Night Of The Living Dead [7-inch] (1979)

Plan 9

By the summer of ‘79, The Misfits had already released three 7-inch EPs. And with a few line-up changes since their inception in 1977, the band had begun to cement their sound and image by the time Night of the Living Dead was released in November 1979. The now famous Crimson Ghost had been used on a poster for a show in Kansas City and had graced the cover of their third EP, Horror Business. And with a new logo, came a new look. The devilock hairdo, black clothing, skeleton shirt and gloves, and eye makeup were all becoming more prevalent (as can be seen on the back cover of this 7-inch). All of which had set the tone for their fourth release, Night Of The Living Dead.

While Glenn Danzig and Jerry Only had been there since the beginning, this was only the second release with Bobby Steele on guitar and Joey Image on drums (both of which would leave the band soon after this EP). Originally, the band made 2000 copies on black vinyl, but the record was a bit of an audible disappointment because of bad mastering. In the end though, the songs speak for themselves.

The A-Side featured the title track, which had more or less combined the sounds of the previous releases into somewhat of a trademark sound. The song started with pounding toms, raw guitars, and a ghoulish howl. And when the verse started, it was tough to deny Danzig’s vocal ability. Though the vocals were high and crackling, the power remained as he navigated through the horror lyrics with a smooth delivery. And as on most great Misfits songs, it was the background vocals that turned “Night Of The Living Dead”  from a musically sloppy song into an amazing song.
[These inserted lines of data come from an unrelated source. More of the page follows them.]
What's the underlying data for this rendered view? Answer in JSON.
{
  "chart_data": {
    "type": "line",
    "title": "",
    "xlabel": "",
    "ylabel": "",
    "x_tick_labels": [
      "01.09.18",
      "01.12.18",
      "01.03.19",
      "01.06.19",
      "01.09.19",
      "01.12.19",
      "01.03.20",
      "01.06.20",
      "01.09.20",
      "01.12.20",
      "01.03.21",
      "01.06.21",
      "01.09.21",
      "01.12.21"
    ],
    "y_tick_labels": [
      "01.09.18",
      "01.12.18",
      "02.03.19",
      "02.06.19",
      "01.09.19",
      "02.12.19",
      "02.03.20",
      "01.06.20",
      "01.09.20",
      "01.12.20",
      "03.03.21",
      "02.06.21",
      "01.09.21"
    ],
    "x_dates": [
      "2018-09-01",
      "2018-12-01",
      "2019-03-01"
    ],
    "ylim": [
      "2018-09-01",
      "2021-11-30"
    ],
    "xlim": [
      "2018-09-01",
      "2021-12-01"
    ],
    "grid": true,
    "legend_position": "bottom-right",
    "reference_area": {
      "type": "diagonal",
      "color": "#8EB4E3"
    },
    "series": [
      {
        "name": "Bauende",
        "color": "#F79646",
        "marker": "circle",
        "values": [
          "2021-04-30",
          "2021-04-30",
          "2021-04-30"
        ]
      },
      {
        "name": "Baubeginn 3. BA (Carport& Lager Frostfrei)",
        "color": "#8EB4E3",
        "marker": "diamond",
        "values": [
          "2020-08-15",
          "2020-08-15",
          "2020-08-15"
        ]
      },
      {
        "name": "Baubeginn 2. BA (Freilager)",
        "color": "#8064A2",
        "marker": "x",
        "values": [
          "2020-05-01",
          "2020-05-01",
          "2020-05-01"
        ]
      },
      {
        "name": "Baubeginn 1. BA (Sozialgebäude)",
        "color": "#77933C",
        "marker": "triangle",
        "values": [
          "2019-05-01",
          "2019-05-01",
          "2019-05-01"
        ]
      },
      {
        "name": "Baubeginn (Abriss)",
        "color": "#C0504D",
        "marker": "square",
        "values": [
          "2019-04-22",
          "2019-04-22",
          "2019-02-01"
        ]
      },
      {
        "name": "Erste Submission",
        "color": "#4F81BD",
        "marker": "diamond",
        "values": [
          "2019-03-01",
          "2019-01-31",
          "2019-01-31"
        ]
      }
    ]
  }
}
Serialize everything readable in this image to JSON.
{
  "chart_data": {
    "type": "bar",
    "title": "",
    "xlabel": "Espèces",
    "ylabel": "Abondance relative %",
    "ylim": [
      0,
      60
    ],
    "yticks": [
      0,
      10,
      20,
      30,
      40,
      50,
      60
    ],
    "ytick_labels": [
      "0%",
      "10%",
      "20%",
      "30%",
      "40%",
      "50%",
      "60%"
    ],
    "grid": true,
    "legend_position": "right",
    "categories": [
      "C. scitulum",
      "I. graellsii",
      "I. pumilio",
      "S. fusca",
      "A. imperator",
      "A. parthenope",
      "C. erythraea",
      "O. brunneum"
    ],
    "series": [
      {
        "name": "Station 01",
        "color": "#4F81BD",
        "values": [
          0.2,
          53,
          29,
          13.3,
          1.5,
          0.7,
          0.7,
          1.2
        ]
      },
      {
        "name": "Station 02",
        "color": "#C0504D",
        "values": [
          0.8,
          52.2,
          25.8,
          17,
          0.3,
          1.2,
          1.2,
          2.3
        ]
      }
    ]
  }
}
The B-side featured “Where Eagles Dare” and “Rat Fink”. The first tune contained somewhat of a ‘50s surf vibe, starting with a fuzzy bass line, which continued through the first verse until the chorus kicked into a blessed  cacophony of punk rock noise. It wasn’t until the second chorus that you could really hear Danzig’s range and ability as he screeched, “I ain’t no goddamn son of a bitch. You better think about it baby.” The other song on the flip side, “Rat Fink”, was a big departure from the other two songs on this release both musically and lyrically. The song contained very few lyrics other than the name of the song and contained a long blues guitar progression with some lead guitar licks that were somewhat unheard of on Misfits songs.

While The Misfits have produced many notable records, it can be argued that Night Of The Living Dead was their pivotal release, though it may not have garnered the attention it deserved when it was first released. It secured the bands look and sound as we now know it. Also, it has been rumored that this was Glenn Danzig’s favorite time with the band.